Based on data from The Organisation for Economic Co-operation and Development (OECD), WalletHub said the average American employee works hundreds of more hours than workers residing in "several other industrialized nations."

"The typical American puts in 1,796 hours per year – 179 more than in Japan, 284 more than in the U.K., and 465 more than in Germany," the report's author wrote. "In recent years, the rise of remote work has, in some cases, extended work hours even further."

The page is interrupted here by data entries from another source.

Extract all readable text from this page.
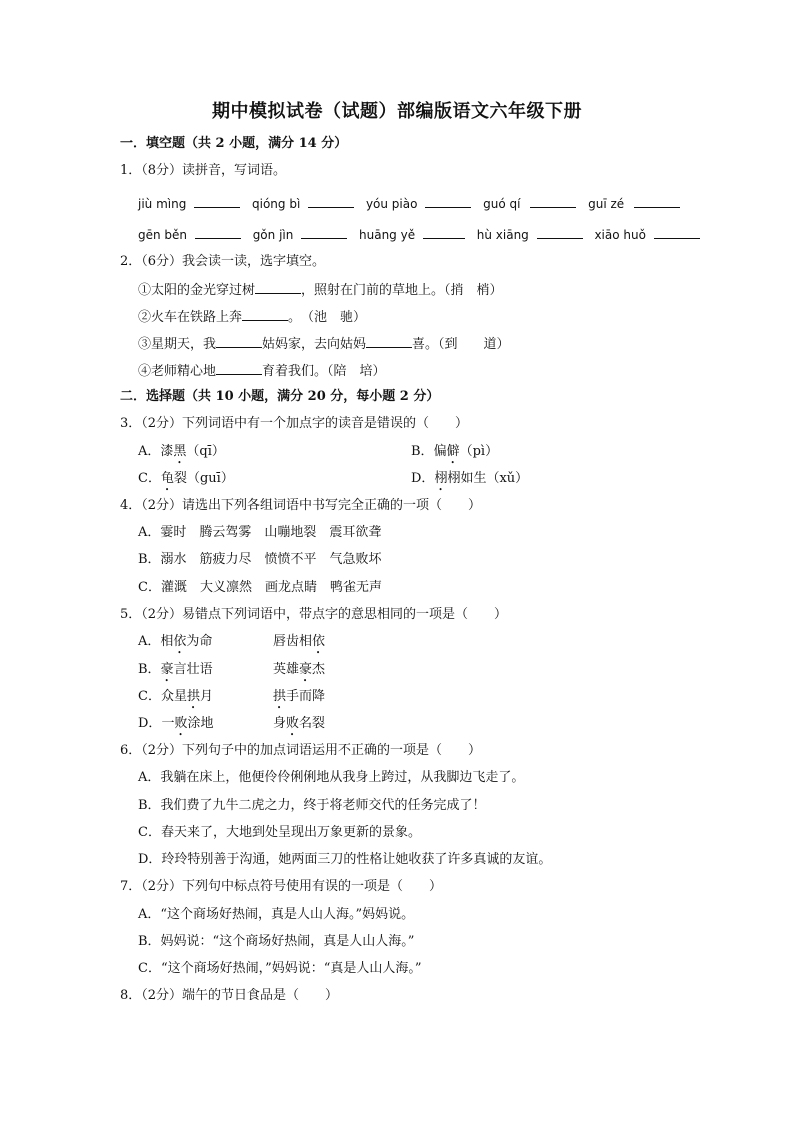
期中模拟试卷（试题）部编版语文六年级下册
一．填空题（共 2 小题，满分 14 分）
1．（8分）读拼音，写词语。
jiù mìng	qióng bì	yóu piào	guó qí	guī zé
gēn běn	gǒn jìn	huāng yě	hù xiāng	xiāo huǒ
2．（6分）我会读一读，选字填空。
①太阳的金光穿过树	，照射在门前的草地上。（捎　梢）
②火车在铁路上奔	。　（池　驰）
③星期天，我	姑妈家，去向姑妈	喜。（到　　道）
④老师精心地	育着我们。（陪　培）
二．选择题（共 10 小题，满分 20 分，每小题 2 分）
3．（2分）下列词语中有一个加点字的读音是错误的（　　）
A．漆黑（qī）	B．偏僻（pì）
C．龟裂（guī）	D．栩栩如生（xǔ）
4．（2分）请选出下列各组词语中书写完全正确的一项（　　）
A．霎时　腾云驾雾　山嘣地裂　震耳欲聋
B．溺水　筋疲力尽　愤愤不平　气急败坏
C．灌溉　大义凛然　画龙点睛　鸭雀无声
5．（2分）易错点下列词语中，带点字的意思相同的一项是（　　）
A．相依为命	唇齿相依
B．豪言壮语	英雄豪杰
C．众星拱月	拱手而降
D．一败涂地	身败名裂
6．（2分）下列句子中的加点词语运用不正确的一项是（　　）
A．我躺在床上，他便伶伶俐俐地从我身上跨过，从我脚边飞走了。
B．我们费了九牛二虎之力，终于将老师交代的任务完成了！
C．春天来了，大地到处呈现出万象更新的景象。
D．玲玲特别善于沟通，她两面三刀的性格让她收获了许多真诚的友谊。
7．（2分）下列句中标点符号使用有误的一项是（　　）
A．“这个商场好热闹，真是人山人海。”妈妈说。
B．妈妈说：“这个商场好热闹，真是人山人海。”
C．“这个商场好热闹，”妈妈说：“真是人山人海。”
8．（2分）端午的节日食品是（　　）
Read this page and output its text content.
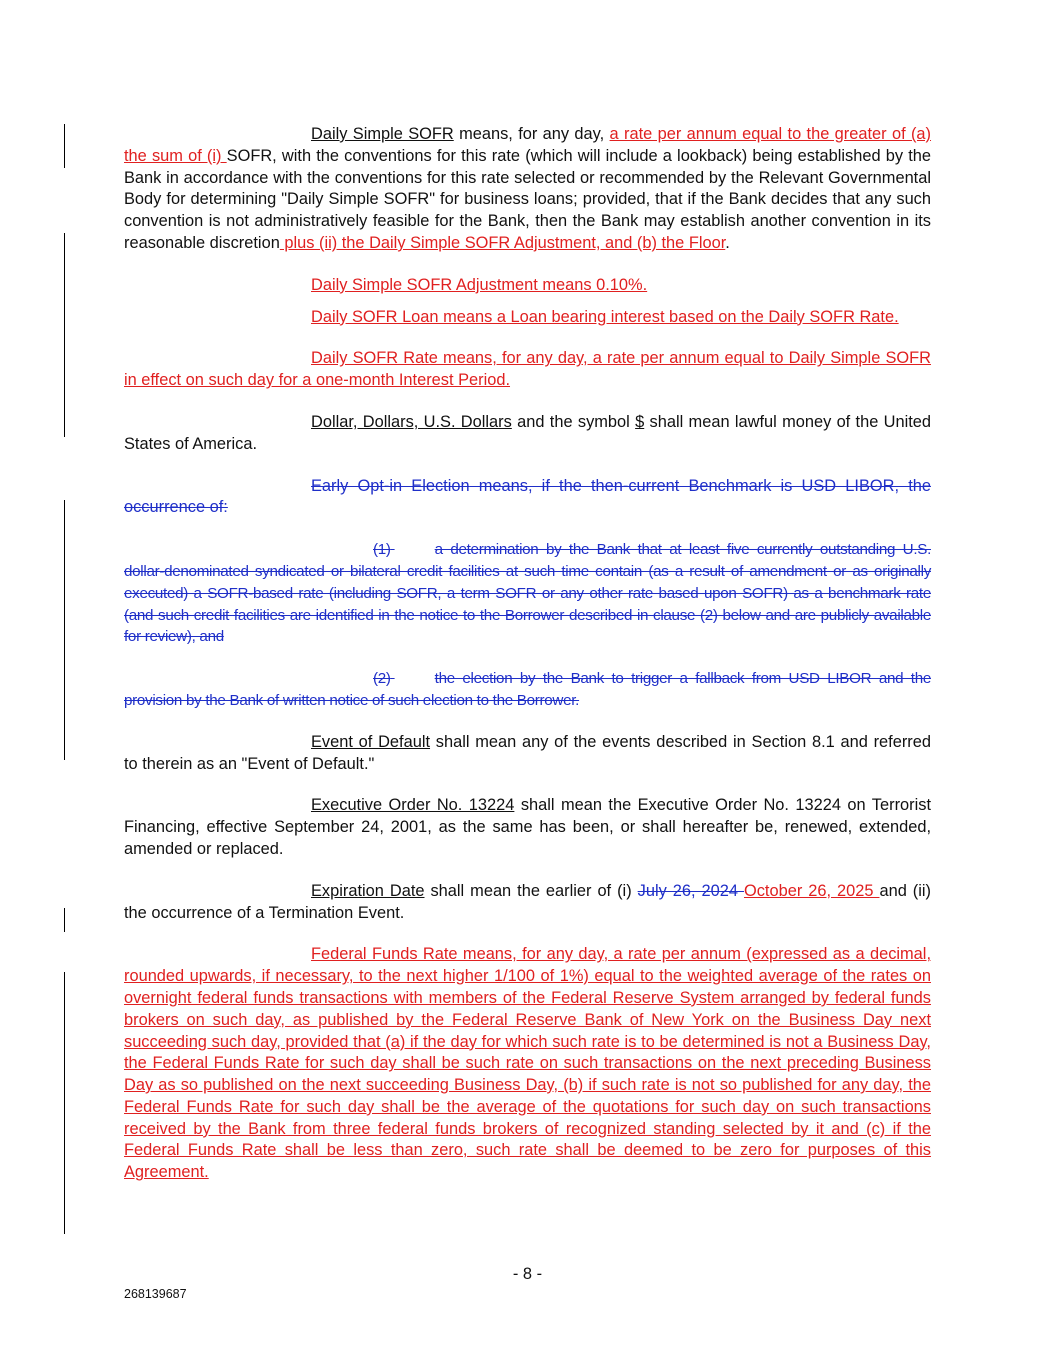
Daily Simple SOFR means, for any day, a rate per annum equal to the greater of (a) the sum of (i) SOFR, with the conventions for this rate (which will include a lookback) being established by the Bank in accordance with the conventions for this rate selected or recommended by the Relevant Governmental Body for determining "Daily Simple SOFR" for business loans; provided, that if the Bank decides that any such convention is not administratively feasible for the Bank, then the Bank may establish another convention in its reasonable discretion plus (ii) the Daily Simple SOFR Adjustment, and (b) the Floor.

Daily Simple SOFR Adjustment means 0.10%.

Daily SOFR Loan means a Loan bearing interest based on the Daily SOFR Rate.

Daily SOFR Rate means, for any day, a rate per annum equal to Daily Simple SOFR in effect on such day for a one-month Interest Period.

Dollar, Dollars, U.S. Dollars and the symbol $ shall mean lawful money of the United States of America.

Early Opt-in Election means, if the then-current Benchmark is USD LIBOR, the occurrence of:

(1)	a determination by the Bank that at least five currently outstanding U.S. dollar-denominated syndicated or bilateral credit facilities at such time contain (as a result of amendment or as originally executed) a SOFR-based rate (including SOFR, a term SOFR or any other rate based upon SOFR) as a benchmark rate (and such credit facilities are identified in the notice to the Borrower described in clause (2) below and are publicly available for review), and

(2)	the election by the Bank to trigger a fallback from USD LIBOR and the provision by the Bank of written notice of such election to the Borrower.

Event of Default shall mean any of the events described in Section 8.1 and referred to therein as an "Event of Default."

Executive Order No. 13224 shall mean the Executive Order No. 13224 on Terrorist Financing, effective September 24, 2001, as the same has been, or shall hereafter be, renewed, extended, amended or replaced.

Expiration Date shall mean the earlier of (i) July 26, 2024 October 26, 2025 and (ii) the occurrence of a Termination Event.

Federal Funds Rate means, for any day, a rate per annum (expressed as a decimal, rounded upwards, if necessary, to the next higher 1/100 of 1%) equal to the weighted average of the rates on overnight federal funds transactions with members of the Federal Reserve System arranged by federal funds brokers on such day, as published by the Federal Reserve Bank of New York on the Business Day next succeeding such day, provided that (a) if the day for which such rate is to be determined is not a Business Day, the Federal Funds Rate for such day shall be such rate on such transactions on the next preceding Business Day as so published on the next succeeding Business Day, (b) if such rate is not so published for any day, the Federal Funds Rate for such day shall be the average of the quotations for such day on such transactions received by the Bank from three federal funds brokers of recognized standing selected by it and (c) if the Federal Funds Rate shall be less than zero, such rate shall be deemed to be zero for purposes of this Agreement.

- 8 -
268139687
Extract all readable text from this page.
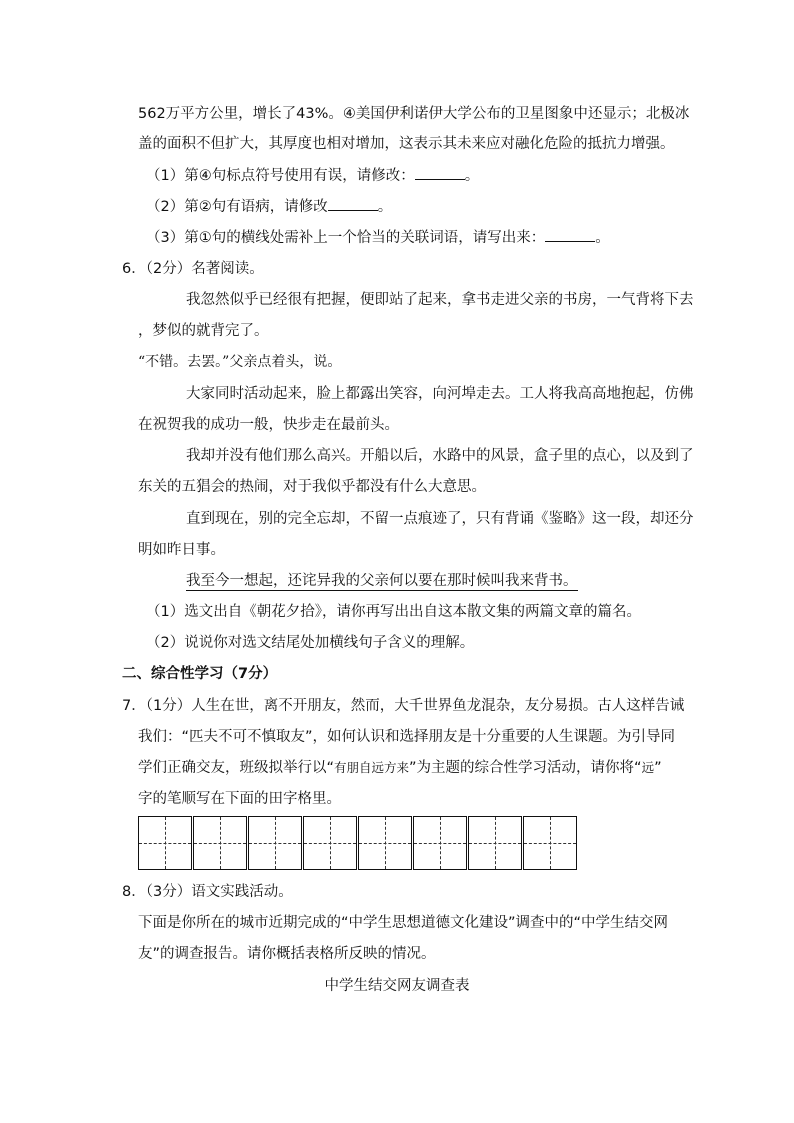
562万平方公里，增长了43%。④美国伊利诺伊大学公布的卫星图象中还显示；北极冰
盖的面积不但扩大，其厚度也相对增加，这表示其未来应对融化危险的抵抗力增强。
（1）第④句标点符号使用有误，请修改：	。
（2）第②句有语病，请修改	。
（3）第①句的横线处需补上一个恰当的关联词语，请写出来：	。
6．（2分）名著阅读。
我忽然似乎已经很有把握，便即站了起来，拿书走进父亲的书房，一气背将下去
，梦似的就背完了。
“不错。去罢。”父亲点着头，说。
大家同时活动起来，脸上都露出笑容，向河埠走去。工人将我高高地抱起，仿佛
在祝贺我的成功一般，快步走在最前头。
我却并没有他们那么高兴。开船以后，水路中的风景，盒子里的点心，以及到了
东关的五猖会的热闹，对于我似乎都没有什么大意思。
直到现在，别的完全忘却，不留一点痕迹了，只有背诵《鉴略》这一段，却还分
明如昨日事。
我至今一想起，还诧异我的父亲何以要在那时候叫我来背书。
（1）选文出自《朝花夕拾》，请你再写出出自这本散文集的两篇文章的篇名。
（2）说说你对选文结尾处加横线句子含义的理解。
二、综合性学习（7分）
7．（1分）人生在世，离不开朋友，然而，大千世界鱼龙混杂，友分易损。古人这样告诫
我们：“匹夫不可不慎取友”，如何认识和选择朋友是十分重要的人生课题。为引导同
学们正确交友，班级拟举行以“有朋自远方来”为主题的综合性学习活动，请你将“远”
字的笔顺写在下面的田字格里。
8．（3分）语文实践活动。
下面是你所在的城市近期完成的“中学生思想道德文化建设”调查中的“中学生结交网
友”的调查报告。请你概括表格所反映的情况。
中学生结交网友调查表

WalletHub also tracked the nation's lowest and highest employment rates based on the largest city in each state from 2009 to 2024.

ranking

Source: WalletHub

Other Texas cities that earned spots on the list include Fort Worth (No. 13), Corpus Christi (No. 14), Arlington (No. 15), Plano (No. 17), Laredo (No. 22), Garland (No. 24), El Paso (No. 43), Lubbock (No. 46), and San Antonio (No. 61).

Data for this study was sourced from the U.S. Census Bureau, Bureau of Labor Statistics, U.S. Travel Association, Gallup, Social Science Research Council, and the Corporation for National & Community Service as of January 29, 2026.